Drew blinked his bloodshot eyes to clear them of the gas and looked up, finally realizing just what depth of shit he’d waded into. “Reiz?” he said fearfully. “How the hell did you escape from the sable wight?”
Saul was taken aback. “What sable wight?”
Drew squinted in confusion, iridescent tears streaming from the corners of his eyes. “Uh, the sable wight we set on you at the factory?”
It hit Saul then, what awful truth Drew was implying. The sable wight that had been reported near the Karthen Street Bridge, the one Berkowitz and Romano had been assigned to wrangle…that creature’s appearance on the same day as Tanner’s kidnapping hadn’t been sheer coincidence. The wight had been part of Muntz’s plan to get revenge on Saul.
Frankly, a sable wight, a rare but naturally occurring creature that lived in abandoned buildings, was far more Muntz’s style than a manticore, an undead monster impossible for anyone other than a highly skilled necromancer to
create.
Wights were easy to lure into magic traps.

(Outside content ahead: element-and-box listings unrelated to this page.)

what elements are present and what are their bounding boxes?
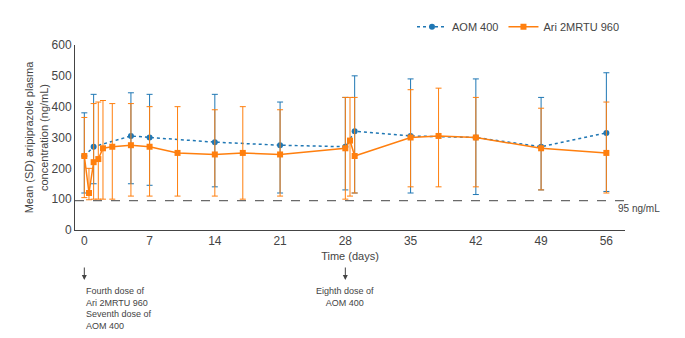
- svg-text:35: 35: [404, 234, 418, 248]
- svg-text:42: 42: [469, 234, 483, 248]
- svg-text:95 ng/mL: 95 ng/mL: [618, 203, 660, 214]
- svg-text:600: 600: [52, 38, 72, 52]
- svg-text:0: 0: [65, 223, 72, 237]
- svg-text:Fourth dose ofAri 2MRTU 960Sev: Fourth dose ofAri 2MRTU 960Seventh dose …: [86, 286, 152, 331]
- svg-text:100: 100: [52, 192, 72, 206]
- svg-text:0: 0: [81, 234, 88, 248]
- svg-text:Mean (SD) aripiprazole plasmac: Mean (SD) aripiprazole plasmaconcentrati…: [23, 61, 49, 213]
- svg-text:200: 200: [52, 162, 72, 176]
- svg-text:AOM 400: AOM 400: [452, 21, 498, 33]
- svg-text:28: 28: [339, 234, 353, 248]
- svg-text:21: 21: [273, 234, 287, 248]
- svg-text:Eighth dose ofAOM 400: Eighth dose ofAOM 400: [316, 286, 374, 308]
- svg-text:Time (days): Time (days): [321, 250, 379, 262]
- svg-text:49: 49: [534, 234, 548, 248]
- svg-text:300: 300: [52, 131, 72, 145]
- svg-text:14: 14: [208, 234, 222, 248]
- svg-text:56: 56: [600, 234, 614, 248]
- svg-text:Ari 2MRTU 960: Ari 2MRTU 960: [543, 21, 619, 33]
- svg-text:500: 500: [52, 69, 72, 83]
- svg-text:7: 7: [146, 234, 153, 248]
- svg-text:400: 400: [52, 100, 72, 114]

They were easy to hold inside those traps for lengthy periods. And they were easy to sic on your enemies when the time was right.
Wights were also extremely effective killing machines, and they were insatiable. Once they got a taste for someone, they wouldn’t stop until they consumed that person or died trying.
Death by sable wight was also far crueler than death by manticore. The sensation of having your life force slowly consumed was worse than any pain, and it instilled in the victim feelings of melancholy so intense that some people were driven to suicide rather than self-defense.
Saul had been fed on by a sable wight exactly once, during a missing persons case five years ago. He’d had nightmares every night for six months afterward, and sometimes, they still came back to haunt him.
Today, Tanner had been through that same experience—Muntz had fed him to a sable wight like a fucking steak—and Tanner hadn’t even known what was happening to him.
Saul felt sick again, but this time, he had nothing to purge. So instead, he funneled his nausea into his rising rage and growled, “That wasn’t me!”
“Huh?” Don mumbled, his entire face now covered in a garish bloody mask. “What wasn’t you?”
“The person you kidnapped this morning,” Saul said. “That wasn’t me. That was my twin brother, my mundane brother. Who, until you chuckleheads tortured him half to death, didn’t even have the Sight.”
Don and Drew gawped at him, uncomprehending, as the words slowly sank into their minds. When the understanding finally clicked into place, they both went very pale and very still.
“W-We…” Don stammered. “We didn’t know you had a brother. Much less an identical twin. If we’d known, we’d have—”
“You would’ve done whatever Muntz told you to do,” Saul snapped. “And let’s face it. He probably would’ve told you to grab my brother anyway. Because as much as he wants me dead and gone, he wants me to suffer all the more. Ed Muntz is a cold, vindictive son of a bitch who has no problem killing innocent people. As evidenced by the fact he burned an eighteen-year-old girl to death this morning. A teenage girl!”